Now, there are probably more elegant (idiomatic) way to deal with this
issue, but a working approach is to unfold until [Archi.ptr64] appears, then
use the [Archi.splitlong_ptr32] lemma to replace it with its value
([false]). *)
unfold sem_binarith in *.
cbn in *.
unfold sem_cast in *.
cbn in *.
rewrite Archi.splitlong_ptr32 in *; auto.

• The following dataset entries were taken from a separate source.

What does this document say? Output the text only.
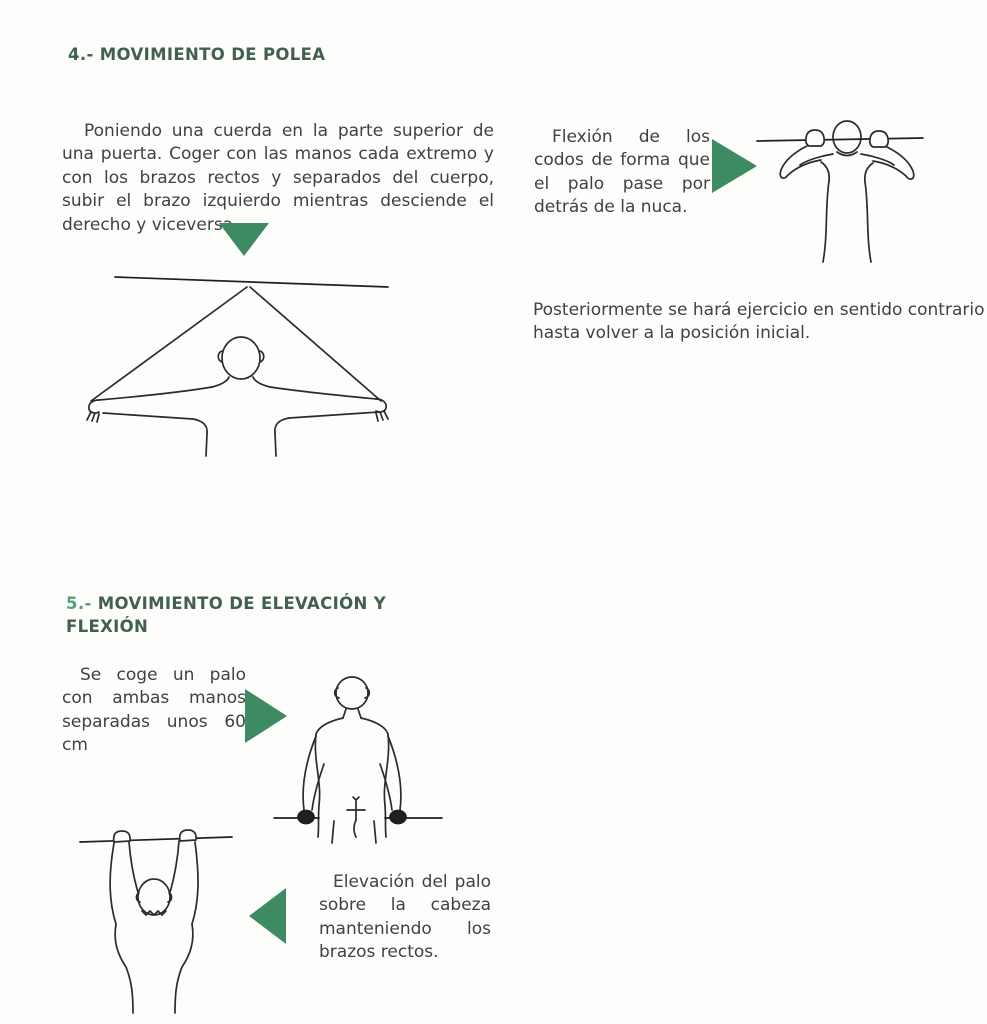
4.- MOVIMIENTO DE POLEA

Poniendo una cuerda en la parte superior de una puerta. Coger con las manos cada extremo y con los brazos rectos y separados del cuerpo, subir el brazo izquierdo mientras desciende el derecho y viceversa.

Flexión de los codos de forma que el palo pase por detrás de la nuca.

Posteriormente se hará ejercicio en sentido contrario hasta volver a la posición inicial.

5.- MOVIMIENTO DE ELEVACIÓN Y FLEXIÓN

Se coge un palo con ambas manos separadas unos 60 cm

Elevación del palo sobre la cabeza manteniendo los brazos rectos.
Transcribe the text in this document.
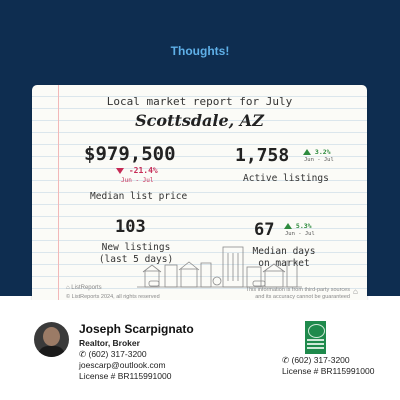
Thoughts!
Local market report for July
Scottsdale, AZ
$979,500
-21.4%
Jun - Jul
Median list price
1,758	3.2%
Jun - Jul
Active listings
103
New listings
(last 5 days)
67	5.3%
Jun - Jul
Median days
on market
⌂ ListReports
© ListReports 2024, all rights reserved
This information is from third-party sources
and its accuracy cannot be guaranteed
⌂
Joseph Scarpignato
Realtor, Broker
✆ (602) 317-3200
joescarp@outlook.com
License # BR115991000
✆ (602) 317-3200
License # BR115991000
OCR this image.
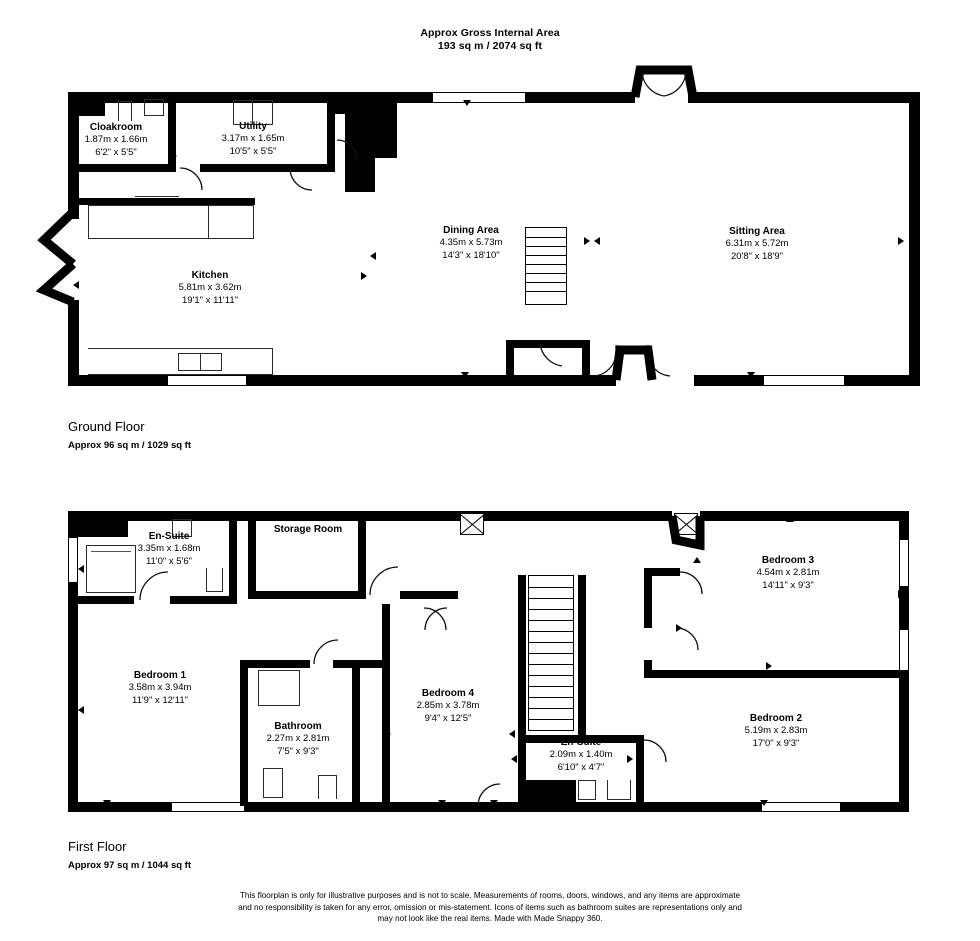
Approx Gross Internal Area
193 sq m / 2074 sq ft
Cloakroom
1.87m x 1.66m
6'2" x 5'5"
Utility
3.17m x 1.65m
10'5" x 5'5"
Kitchen
5.81m x 3.62m
19'1" x 11'11"
Dining Area
4.35m x 5.73m
14'3" x 18'10"
Sitting Area
6.31m x 5.72m
20'8" x 18'9"
Ground Floor
Approx 96 sq m / 1029 sq ft
En-Suite
3.35m x 1.68m
11'0" x 5'6"
Storage Room
Bedroom 3
4.54m x 2.81m
14'11" x 9'3"
Bedroom 1
3.58m x 3.94m
11'9" x 12'11"
Bathroom
2.27m x 2.81m
7'5" x 9'3"
Bedroom 4
2.85m x 3.78m
9'4" x 12'5"
En-Suite
2.09m x 1.40m
6'10" x 4'7"
Bedroom 2
5.19m x 2.83m
17'0" x 9'3"
First Floor
Approx 97 sq m / 1044 sq ft
This floorplan is only for illustrative purposes and is not to scale. Measurements of rooms, doors, windows, and any items are approximate
and no responsibility is taken for any error, omission or mis-statement. Icons of items such as bathroom suites are representations only and
may not look like the real items. Made with Made Snappy 360.
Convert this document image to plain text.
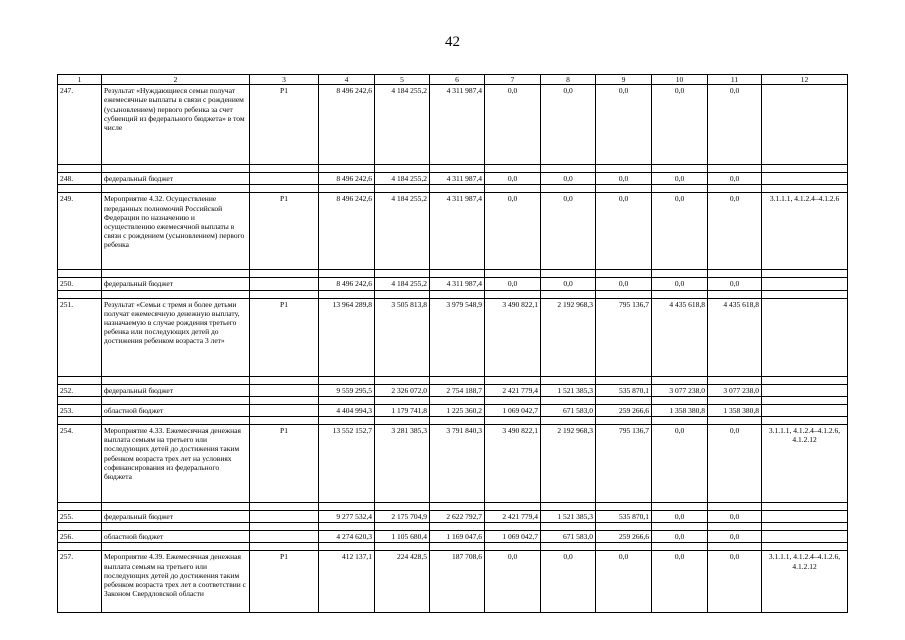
42
1	2	3	4	5	6	7	8	9	10	11	12
247.	Результат «Нуждающиеся семьи получат ежемесячные выплаты в связи с рождением (усыновлением) первого ребенка за счет субвенций из федерального бюджета» в том числе	Р1	8 496 242,6	4 184 255,2	4 311 987,4	0,0	0,0	0,0	0,0	0,0	

248.	федеральный бюджет		8 496 242,6	4 184 255,2	4 311 987,4	0,0	0,0	0,0	0,0	0,0	

249.	Мероприятие 4.32. Осуществление переданных полномочий Российской Федерации по назначению и осуществлению ежемесячной выплаты в связи с рождением (усыновлением) первого ребенка	Р1	8 496 242,6	4 184 255,2	4 311 987,4	0,0	0,0	0,0	0,0	0,0	3.1.1.1, 4.1.2.4–4.1.2.6

250.	федеральный бюджет		8 496 242,6	4 184 255,2	4 311 987,4	0,0	0,0	0,0	0,0	0,0	

251.	Результат «Семьи с тремя и более детьми получат ежемесячную денежную выплату, назначаемую в случае рождения третьего ребенка или последующих детей до достижения ребенком возраста 3 лет»	Р1	13 964 289,8	3 505 813,8	3 979 548,9	3 490 822,1	2 192 968,3	795 136,7	4 435 618,8	4 435 618,8	

252.	федеральный бюджет		9 559 295,5	2 326 072,0	2 754 188,7	2 421 779,4	1 521 385,3	535 870,1	3 077 238,0	3 077 238,0	

253.	областной бюджет		4 404 994,3	1 179 741,8	1 225 360,2	1 069 042,7	671 583,0	259 266,6	1 358 380,8	1 358 380,8	

254.	Мероприятие 4.33. Ежемесячная денежная выплата семьям на третьего или последующих детей до достижения таким ребенком возраста трех лет на условиях софинансирования из федерального бюджета	Р1	13 552 152,7	3 281 385,3	3 791 840,3	3 490 822,1	2 192 968,3	795 136,7	0,0	0,0	3.1.1.1, 4.1.2.4–4.1.2.6, 4.1.2.12

255.	федеральный бюджет		9 277 532,4	2 175 704,9	2 622 792,7	2 421 779,4	1 521 385,3	535 870,1	0,0	0,0	

256.	областной бюджет		4 274 620,3	1 105 680,4	1 169 047,6	1 069 042,7	671 583,0	259 266,6	0,0	0,0	

257.	Мероприятие 4.39. Ежемесячная денежная выплата семьям на третьего или последующих детей до достижения таким ребенком возраста трех лет в соответствии с Законом Свердловской области	Р1	412 137,1	224 428,5	187 708,6	0,0	0,0	0,0	0,0	0,0	3.1.1.1, 4.1.2.4–4.1.2.6, 4.1.2.12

(** We can now simplify [add_op] and [res_equ], and this allows us to
conclude. *)
smart_inv add_op.
smart_inv res_equ.
reflexivity.
Qed.
(** ** Conclusion *)
(** The main difficulty of this exercise was the opaqueness of [Archi.ptr64];
this is surprising, since it means my struggle was technical, not
conceptual. On the contrary, the definitions of Clight are easy to
understand, and the ##CompCert documentation##
is very pleasant to read.
Understanding Clight and its semantics can be very interesting if you are
working on a language that you want to translate into machine code. However,
proving functional properties of a given C snippet using only CompCert can
quickly become cumbersome. From this perspective, the ##VST## project is very
interesting, as its main purpose is to provide tools to reason about Clight
programs more easily. *)